Besides that, he said, Malaysia also had to weather the global financial crisis, "which hit us at an unprecedented magnitude and scale, causing havoc to families and businesses in every corner of the world".
"Whatever the challenges and hurdles, with His blessings, we went through all these not by sitting back, but by standing strong, by taking action and making difficult decisions, while implementing various policies in a thoughtful manner."
He said that whether at the Asean or Apec level, and recently in Copenhagen, Malaysia had played its role aptly to place itself among the major players of global cooperation to achieve progress in the areas of trade and security and in addressing global warming.
"Although we have not fully recovered from the economic downturn, the signs indicate that Malaysia is moving out of the gloom and it recorded positive GDP growth from the fourth quarter of 2009.

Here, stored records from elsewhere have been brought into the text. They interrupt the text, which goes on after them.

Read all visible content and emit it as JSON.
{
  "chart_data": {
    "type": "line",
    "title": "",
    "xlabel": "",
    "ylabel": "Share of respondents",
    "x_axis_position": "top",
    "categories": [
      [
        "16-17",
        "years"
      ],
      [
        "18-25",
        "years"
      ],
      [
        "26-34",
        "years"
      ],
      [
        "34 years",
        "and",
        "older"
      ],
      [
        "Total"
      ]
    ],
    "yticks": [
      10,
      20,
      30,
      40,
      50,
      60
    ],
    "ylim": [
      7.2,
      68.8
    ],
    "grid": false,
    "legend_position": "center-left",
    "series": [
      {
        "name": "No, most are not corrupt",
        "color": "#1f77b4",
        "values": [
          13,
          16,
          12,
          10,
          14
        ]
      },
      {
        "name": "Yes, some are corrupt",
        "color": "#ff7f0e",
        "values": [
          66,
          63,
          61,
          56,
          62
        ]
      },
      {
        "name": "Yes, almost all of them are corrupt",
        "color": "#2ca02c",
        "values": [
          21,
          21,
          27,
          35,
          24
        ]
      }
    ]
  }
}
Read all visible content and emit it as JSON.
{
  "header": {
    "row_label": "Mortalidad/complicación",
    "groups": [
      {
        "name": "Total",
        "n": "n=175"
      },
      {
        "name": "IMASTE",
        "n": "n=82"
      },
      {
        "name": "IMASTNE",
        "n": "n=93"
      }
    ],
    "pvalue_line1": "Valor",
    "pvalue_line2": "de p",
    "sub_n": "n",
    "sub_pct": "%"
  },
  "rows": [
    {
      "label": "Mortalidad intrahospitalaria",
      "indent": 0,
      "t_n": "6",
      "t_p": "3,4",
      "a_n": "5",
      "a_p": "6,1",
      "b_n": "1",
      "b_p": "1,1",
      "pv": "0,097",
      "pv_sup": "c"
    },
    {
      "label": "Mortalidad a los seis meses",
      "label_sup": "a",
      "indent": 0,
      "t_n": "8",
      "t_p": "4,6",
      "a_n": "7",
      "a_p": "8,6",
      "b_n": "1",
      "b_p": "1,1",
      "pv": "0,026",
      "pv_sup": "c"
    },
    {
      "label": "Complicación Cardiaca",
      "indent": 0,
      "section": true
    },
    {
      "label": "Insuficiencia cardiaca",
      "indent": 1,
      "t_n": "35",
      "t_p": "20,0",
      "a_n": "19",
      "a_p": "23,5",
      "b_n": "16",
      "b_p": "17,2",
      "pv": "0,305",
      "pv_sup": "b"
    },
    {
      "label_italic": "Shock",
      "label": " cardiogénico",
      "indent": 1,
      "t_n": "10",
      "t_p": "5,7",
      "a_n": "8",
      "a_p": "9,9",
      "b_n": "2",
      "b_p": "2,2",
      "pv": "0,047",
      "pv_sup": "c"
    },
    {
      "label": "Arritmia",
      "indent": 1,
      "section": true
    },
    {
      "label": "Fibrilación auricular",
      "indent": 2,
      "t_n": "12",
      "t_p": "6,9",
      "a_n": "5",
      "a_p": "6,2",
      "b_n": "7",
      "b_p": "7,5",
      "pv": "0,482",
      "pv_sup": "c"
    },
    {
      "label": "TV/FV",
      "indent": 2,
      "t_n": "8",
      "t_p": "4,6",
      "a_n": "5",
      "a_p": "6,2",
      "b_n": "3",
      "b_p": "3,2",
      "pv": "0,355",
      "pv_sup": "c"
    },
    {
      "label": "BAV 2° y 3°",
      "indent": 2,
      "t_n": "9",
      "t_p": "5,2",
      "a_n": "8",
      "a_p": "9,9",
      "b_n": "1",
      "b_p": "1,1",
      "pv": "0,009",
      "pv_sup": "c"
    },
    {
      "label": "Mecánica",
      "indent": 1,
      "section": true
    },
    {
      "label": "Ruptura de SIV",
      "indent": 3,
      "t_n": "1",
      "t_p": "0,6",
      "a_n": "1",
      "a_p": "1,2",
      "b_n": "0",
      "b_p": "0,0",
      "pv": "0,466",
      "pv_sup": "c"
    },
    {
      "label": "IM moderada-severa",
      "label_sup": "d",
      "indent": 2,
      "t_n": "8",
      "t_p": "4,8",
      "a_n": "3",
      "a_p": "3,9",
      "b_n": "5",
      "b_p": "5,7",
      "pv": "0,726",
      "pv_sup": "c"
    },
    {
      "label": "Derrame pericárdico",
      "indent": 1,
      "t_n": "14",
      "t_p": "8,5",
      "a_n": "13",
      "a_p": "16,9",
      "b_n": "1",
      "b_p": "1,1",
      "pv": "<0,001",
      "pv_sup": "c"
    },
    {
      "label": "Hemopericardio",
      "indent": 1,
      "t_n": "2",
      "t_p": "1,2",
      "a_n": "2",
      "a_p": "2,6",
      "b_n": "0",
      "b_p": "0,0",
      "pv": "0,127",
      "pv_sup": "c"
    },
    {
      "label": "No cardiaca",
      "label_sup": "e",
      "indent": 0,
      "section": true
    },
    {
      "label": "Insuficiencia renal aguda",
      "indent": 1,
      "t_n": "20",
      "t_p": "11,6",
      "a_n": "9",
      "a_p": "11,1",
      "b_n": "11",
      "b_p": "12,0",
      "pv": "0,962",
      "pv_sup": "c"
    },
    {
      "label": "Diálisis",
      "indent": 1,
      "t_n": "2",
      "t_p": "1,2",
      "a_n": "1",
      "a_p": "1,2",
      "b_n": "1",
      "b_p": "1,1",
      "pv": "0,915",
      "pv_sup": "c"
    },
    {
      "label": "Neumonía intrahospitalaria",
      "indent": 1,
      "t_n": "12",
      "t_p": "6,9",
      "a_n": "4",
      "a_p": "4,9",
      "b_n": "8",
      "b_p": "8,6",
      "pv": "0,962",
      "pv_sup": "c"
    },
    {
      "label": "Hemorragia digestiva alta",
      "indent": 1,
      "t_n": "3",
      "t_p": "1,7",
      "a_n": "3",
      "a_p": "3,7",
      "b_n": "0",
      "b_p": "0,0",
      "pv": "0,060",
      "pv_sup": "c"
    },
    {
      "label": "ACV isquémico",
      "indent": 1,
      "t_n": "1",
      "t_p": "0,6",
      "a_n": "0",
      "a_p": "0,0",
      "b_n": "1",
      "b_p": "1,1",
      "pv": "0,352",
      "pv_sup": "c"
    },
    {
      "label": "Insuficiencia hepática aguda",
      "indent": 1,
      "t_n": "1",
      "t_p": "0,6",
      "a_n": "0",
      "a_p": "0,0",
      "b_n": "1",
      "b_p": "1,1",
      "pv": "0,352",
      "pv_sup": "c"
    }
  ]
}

"Our past records and achievements have given us confidence that Malaysia will not only recover from the economic crisis, but also have the potential of emerging stronger economically and more prosperous in the post-crisis era."
Najib said Malaysia had proven its resolve in situations like in the 1980s when commodity prices dropped sharply and during the Asian financial storm of the late 1990s, where Malaysia survived through its own recovery formula.
"We had also drawn up and implemented a roadmap towards building a stronger banking and financial sector for the country. As a result, this time, we were saved when many countries were hit hard by the economic crisis due to the failure of their banking and financial systems."
He said Malaysians must be courageous and firm in effecting change and renewal for continued prosperity, while their sacrifice was also required to raise productivity, competitiveness and mastery of new skills.
The prime minister said the effects of the global economic crisis had compelled the government to prioritise things to bring the country back to the optimal economic growth level.
"This we have done by undertaking concrete measures, such as the economic stimulus injection of RM67 billion, tabling of an additional budget, liberalisation of selected sectors, creating employment, providing comfortable homes, improving the public transport service and restructuring of subsidies."
He said that soon after taking over the helm of the government administration nine months ago, he introduced the 1Malaysia concept: People First, Performance Now, which was a priority under the present government.
"Although there are groups which try to sidetrack us or create confusion out of this noble initiative, I am confident and believe that the majority of Malaysians have begun to understand the philosophy behind the 1Malaysia concept.
"Our strength is built in the name of celebrating diversity and homogeneity regardless of whether we are old, young, Malay, Chinese, Indian, Kadazan, Iban or of other ethnicity. To ensure that the concept's goals are met, the role of the government should be transformed from that of a sole provider to the best facilitator," he said.
Najib said a brighter future for Malaysia depended on the combination and promotion of ideas, talents, initiatives and the spirit of Malaysians, regardless of their limitations and backgrounds.
"The contribution of every Malaysian citizen is vital in ensuring success. There is no Malaysian who is not important or is marginalised. The government welcomes every talent available. Isn't it a waste if a talent that is honed under the Malaysian sky is capitalised on for the prosperity of other nations?"
Under his administration, six National Key Result Areas (NKRAs) were set, which involve reducing crime rates, combating corruption, widening access to affordable and quality education, improving infrastructure in rural and remote areas, and upgrading public transportation.
"I wish to state that the NKRAs and KPIs (Key Performance Indicators) are not something exhaustive or complete, as the government welcomes the contribution of ideas and opinions from the people.
"I believe that with synthesis between the government and people, we will have vetted ideas to improve on what we have," he said.